I am due 2 weeks from today. I am resigning myself to the fact that my doctor is not going to be delivering my baby. I don't want to do this for another 2 weeks - did I mention miserable? And pain? Back, legs, abdomen all hurt. I'm tired of contracting and just want this kid OUT. No, I am not going to get my membranes stripped nor will I be induced. Doc prefers not to do either, and I know he won't induce until 39 weeks...at which point he will still be gone, so it's moot anyways. No, I am not going to follow the old wives' tales and have lots of sex and go for long walks - if an amniotic fluid check with a swab feels like someone is shoving a splinter of a 2x4 up my hooha, I don't think a penis is going to be any better. My first cervical check hurt so bad that my face turned white from pain, according to Aaron...again, I don't think a penis is going to be any better than a couple fingers. Long walks? HA! I couldn't even take long walks BEFORE I got pregnant, let alone now that I'm so much pain it's all I can do to shuffle from the back room to the bathroom and back. I'm "doomed" to wait this out - I want Smallfry to come out when he's READY, and not before, no matter how much I complain.
12 hours ago
1 comment:
Boo and hiss. Come on, baby!
I had AWFUL awful pain with any kind of check (sweating, tears, so it sounds like yours!) last pregnancy and last time I was checked this pregnancy, which was Dec? I had medium pain. So I suspect it's similar. Good news and bad news for you on that end. Good news is that I noticed no such problem when delivering Ethan...I don't know if it was just that it hurt so bad anyhow, or if it was actually not a problem, but it wasn't an issue at all. Bad news? There was definitely no sex. That said, there wasn't sex for like 10 months AFTER either because while I thought I'd be LOOSER (is this tmi? You read my blog so I've said it there) that was not the case. It was physically NOT POSSIBLE to have sex. I don't know if that was a hormonal thing or what, because I barely needed one stitch, but it seemed not right to them and it was super suck.

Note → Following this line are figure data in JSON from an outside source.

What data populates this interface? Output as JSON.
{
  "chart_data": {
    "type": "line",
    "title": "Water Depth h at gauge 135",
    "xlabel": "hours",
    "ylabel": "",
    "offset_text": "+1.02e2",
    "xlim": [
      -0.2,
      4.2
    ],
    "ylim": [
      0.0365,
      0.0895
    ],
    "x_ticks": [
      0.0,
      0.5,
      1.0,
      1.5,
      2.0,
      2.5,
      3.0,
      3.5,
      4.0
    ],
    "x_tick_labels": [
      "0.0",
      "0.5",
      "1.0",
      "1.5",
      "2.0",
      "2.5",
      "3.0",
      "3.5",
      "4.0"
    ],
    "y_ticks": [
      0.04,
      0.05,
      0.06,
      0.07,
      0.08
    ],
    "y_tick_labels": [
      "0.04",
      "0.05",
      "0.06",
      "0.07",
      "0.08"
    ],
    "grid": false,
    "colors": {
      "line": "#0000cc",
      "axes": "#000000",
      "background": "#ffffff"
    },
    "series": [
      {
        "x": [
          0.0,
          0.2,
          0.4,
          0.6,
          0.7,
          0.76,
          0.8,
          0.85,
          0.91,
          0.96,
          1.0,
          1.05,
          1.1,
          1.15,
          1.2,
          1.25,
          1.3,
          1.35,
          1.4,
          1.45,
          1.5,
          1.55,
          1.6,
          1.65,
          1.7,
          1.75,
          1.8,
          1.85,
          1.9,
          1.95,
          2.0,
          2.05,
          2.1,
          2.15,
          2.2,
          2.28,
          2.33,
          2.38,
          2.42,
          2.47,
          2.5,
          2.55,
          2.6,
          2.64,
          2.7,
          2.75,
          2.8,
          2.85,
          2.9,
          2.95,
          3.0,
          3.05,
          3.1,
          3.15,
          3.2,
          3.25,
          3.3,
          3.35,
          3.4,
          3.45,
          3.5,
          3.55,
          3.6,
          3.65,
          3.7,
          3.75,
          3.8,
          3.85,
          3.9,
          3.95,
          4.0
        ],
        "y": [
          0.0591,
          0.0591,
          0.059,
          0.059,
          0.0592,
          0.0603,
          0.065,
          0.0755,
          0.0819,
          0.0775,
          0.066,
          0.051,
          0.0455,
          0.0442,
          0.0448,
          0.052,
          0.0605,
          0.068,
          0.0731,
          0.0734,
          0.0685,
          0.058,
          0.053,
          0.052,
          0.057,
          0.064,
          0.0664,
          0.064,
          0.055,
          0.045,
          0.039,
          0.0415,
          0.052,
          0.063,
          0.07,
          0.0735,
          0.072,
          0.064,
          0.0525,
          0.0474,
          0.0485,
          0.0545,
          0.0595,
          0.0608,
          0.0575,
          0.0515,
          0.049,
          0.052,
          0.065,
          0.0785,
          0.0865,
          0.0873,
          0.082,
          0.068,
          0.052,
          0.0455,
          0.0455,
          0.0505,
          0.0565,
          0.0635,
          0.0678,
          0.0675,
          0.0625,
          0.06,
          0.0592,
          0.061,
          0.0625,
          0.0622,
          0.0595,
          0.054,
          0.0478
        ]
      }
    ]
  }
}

Why doesn't your dr want to strip membranes? As far as I know it doesn't carry the "risks" that drug induction does. Unless, of course, your gbs was positive. It's, imo, a safe way to get labor going. ESPECIALLY since contracting a long time can put you at risk for a cord accident (though, you ARE getting NST's, but still....all that compression doesn't give me the warm fuzzies either).